Her gün milyonlarca İstanbulluyu ağırlayan yer altı metro hatları, günden güne değişen şehresiyle İstanbullularla arasındaki fiziksel bağın bağın yavaş yavaş koptuğu Haydarpaşa Garı şehir-mekan ilişkisinin hafızayla olan bağını göstermesi açısından önemli.
Sabancı Holding’in katkılarıyla düzenlenen “Dün, Bugün, İstanbul” 28 Kasım’a kadar Sakıp Sabancı Müzesi’nde ziyaret edilebilir.
“Bu emaneti koruyacak İstanbulluları arıyoruz”
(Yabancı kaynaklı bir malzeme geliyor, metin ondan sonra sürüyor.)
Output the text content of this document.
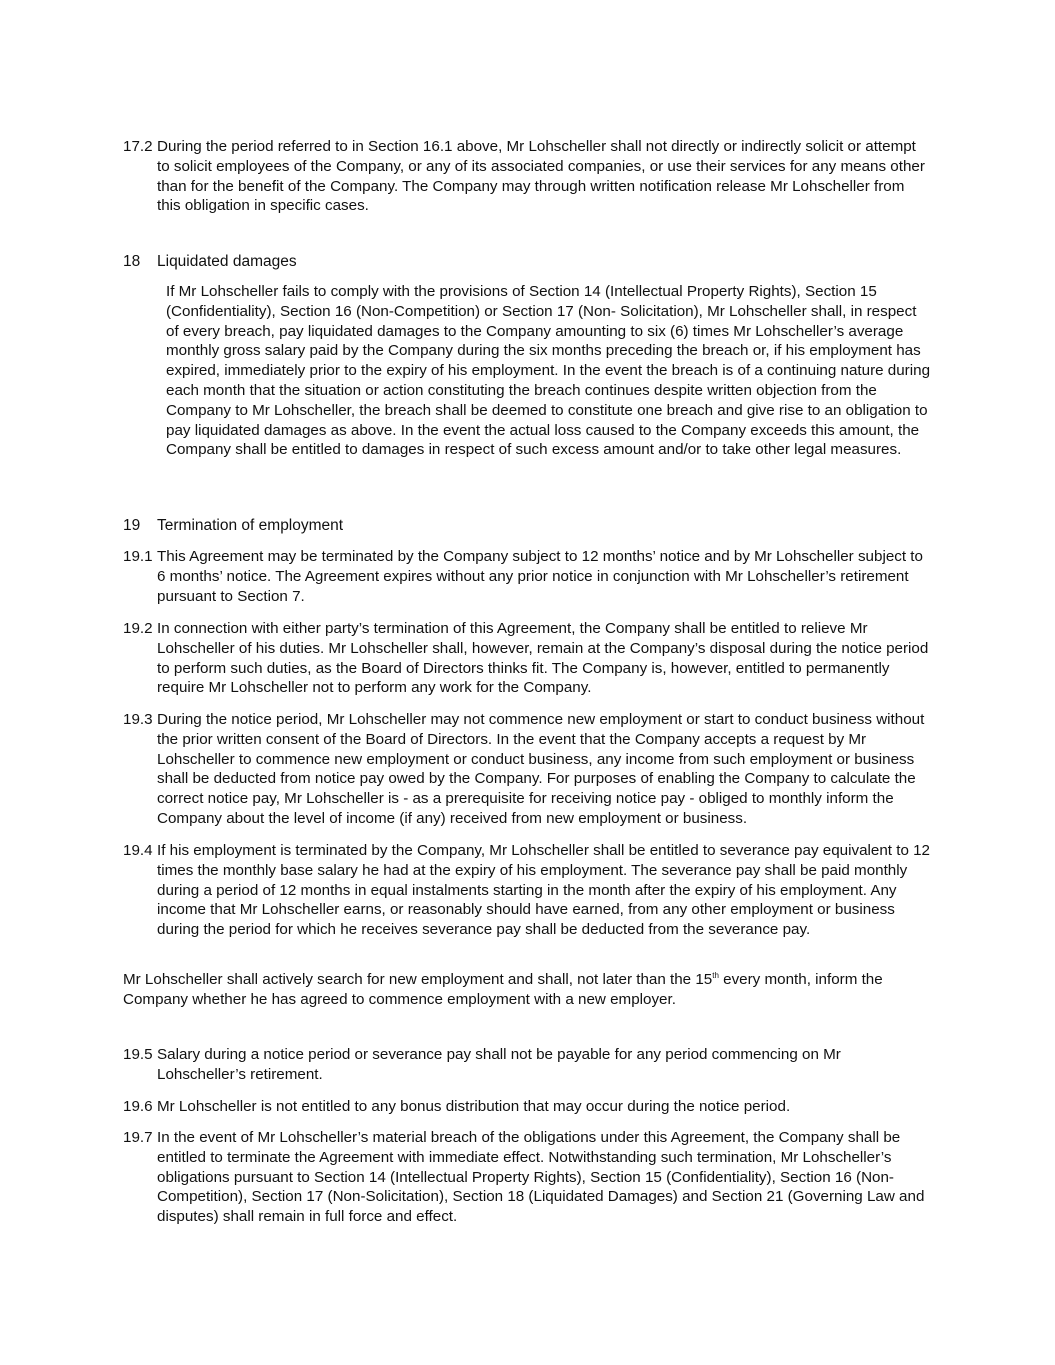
17.2 During the period referred to in Section 16.1 above, Mr Lohscheller shall not directly or indirectly solicit or attempt to solicit employees of the Company, or any of its associated companies, or use their services for any means other than for the benefit of the Company. The Company may through written notification release Mr Lohscheller from this obligation in specific cases.
18 Liquidated damages
If Mr Lohscheller fails to comply with the provisions of Section 14 (Intellectual Property Rights), Section 15 (Confidentiality), Section 16 (Non-Competition) or Section 17 (Non- Solicitation), Mr Lohscheller shall, in respect of every breach, pay liquidated damages to the Company amounting to six (6) times Mr Lohscheller’s average monthly gross salary paid by the Company during the six months preceding the breach or, if his employment has expired, immediately prior to the expiry of his employment. In the event the breach is of a continuing nature during each month that the situation or action constituting the breach continues despite written objection from the Company to Mr Lohscheller, the breach shall be deemed to constitute one breach and give rise to an obligation to pay liquidated damages as above. In the event the actual loss caused to the Company exceeds this amount, the Company shall be entitled to damages in respect of such excess amount and/or to take other legal measures.
19 Termination of employment
19.1 This Agreement may be terminated by the Company subject to 12 months’ notice and by Mr Lohscheller subject to 6 months’ notice. The Agreement expires without any prior notice in conjunction with Mr Lohscheller’s retirement pursuant to Section 7.
19.2 In connection with either party’s termination of this Agreement, the Company shall be entitled to relieve Mr Lohscheller of his duties. Mr Lohscheller shall, however, remain at the Company’s disposal during the notice period to perform such duties, as the Board of Directors thinks fit. The Company is, however, entitled to permanently require Mr Lohscheller not to perform any work for the Company.
19.3 During the notice period, Mr Lohscheller may not commence new employment or start to conduct business without the prior written consent of the Board of Directors. In the event that the Company accepts a request by Mr Lohscheller to commence new employment or conduct business, any income from such employment or business shall be deducted from notice pay owed by the Company. For purposes of enabling the Company to calculate the correct notice pay, Mr Lohscheller is - as a prerequisite for receiving notice pay - obliged to monthly inform the Company about the level of income (if any) received from new employment or business.
19.4 If his employment is terminated by the Company, Mr Lohscheller shall be entitled to severance pay equivalent to 12 times the monthly base salary he had at the expiry of his employment. The severance pay shall be paid monthly during a period of 12 months in equal instalments starting in the month after the expiry of his employment. Any income that Mr Lohscheller earns, or reasonably should have earned, from any other employment or business during the period for which he receives severance pay shall be deducted from the severance pay.
Mr Lohscheller shall actively search for new employment and shall, not later than the 15th every month, inform the Company whether he has agreed to commence employment with a new employer.
19.5 Salary during a notice period or severance pay shall not be payable for any period commencing on Mr Lohscheller’s retirement.
19.6 Mr Lohscheller is not entitled to any bonus distribution that may occur during the notice period.
19.7 In the event of Mr Lohscheller’s material breach of the obligations under this Agreement, the Company shall be entitled to terminate the Agreement with immediate effect. Notwithstanding such termination, Mr Lohscheller’s obligations pursuant to Section 14 (Intellectual Property Rights), Section 15 (Confidentiality), Section 16 (Non-Competition), Section 17 (Non-Solicitation), Section 18 (Liquidated Damages) and Section 21 (Governing Law and disputes) shall remain in full force and effect.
Murat Germen, “Dün, Bugün, İstanbul”un çağrısını şu sözlerle anlatıyor: “İstanbul’u önemsiyor, acil yardım çağrısına nasıl cevap verebiliriz, bu kente biricikliğini tekrar nasıl kazandırabiliriz sorusuna cevap arıyoruz. İstanbul’a pek çok kişi ekonomik kaygılarla, para kazanmaya geliyor. Para dışındaki şeylerden faydalanmaya yahut onlardan feyzalmaya değil. Dolayısıyla İstanbul’u memleketi gibi görmüyor ve bu yedi tepeli bonkör şehri maalesef
kutsal bulmuyor. Yatay gelişmiş ve bu şekilde canlılığını korumuş güçlü bir organizma aslında İstanbul… Güzelliği de yataylığında. Bu şehri dünyada yüzlerce benzeri olan başka şehirlere benzetmeye çalışmak onu ağır bir biçimde incitmekten başka bir şey değil. İstanbul kendisine iyi davranan, suyunu, denizini, kültürünü, doğasını, müziğini, seslerini, mutfağını sahiplenecek ve emanetini koruyacak yeni hemşehrilerini arıyor.”